In response to the Wyong lockout, UWU logistics director Matt Toner issued a grovelling statement, complaining that the company’s response was “an overreaction” because the union had already “moderated” industrial action “in recognition of the pandemic circumstances.”

The UWU’s only concern is that it risks being sidelined by the company, and excluded from the bargaining table, where it negotiates away jobs, wages and conditions while ensuring the privileges of the union officials.

The UWU, like the other unions in the sector, has imposed one sell-out agreement after another, resulting in casualisation and dangerous conditions throughout warehousing.

The union has done nothing to disrupt Woolworths operations at its other warehouses, in a bid to isolate the Wyong workers. Toner’s comments are a warning that the UWU is preparing another sordid betrayal.

This is in line with the role of all the unions. Throughout the pandemic, they have collaborated with the federal and state governments to reduce working conditions and slash wage levels, thus forcing their members to pay for the economic crash.
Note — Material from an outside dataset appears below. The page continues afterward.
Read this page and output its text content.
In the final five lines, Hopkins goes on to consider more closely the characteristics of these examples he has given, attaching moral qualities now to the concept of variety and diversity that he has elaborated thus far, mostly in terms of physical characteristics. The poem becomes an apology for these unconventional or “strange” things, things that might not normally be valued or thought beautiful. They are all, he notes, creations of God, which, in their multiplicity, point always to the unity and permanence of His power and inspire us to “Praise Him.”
Workers at Wyong and elsewhere need to take matters into their own hands and establish independent rank-and-file committees across the warehousing sector to conduct a genuine industrial and political offensive for decent, full-time jobs and higher pay.

Such committees would be tasked with breaking the isolation imposed by the unions and turning out to other sections of the working class. Above all, they would confront major political issues, including the need to fight for a workers’ government that would place Woolworths and other major corporations, along with the banks, under public ownership and democratic workers’ control.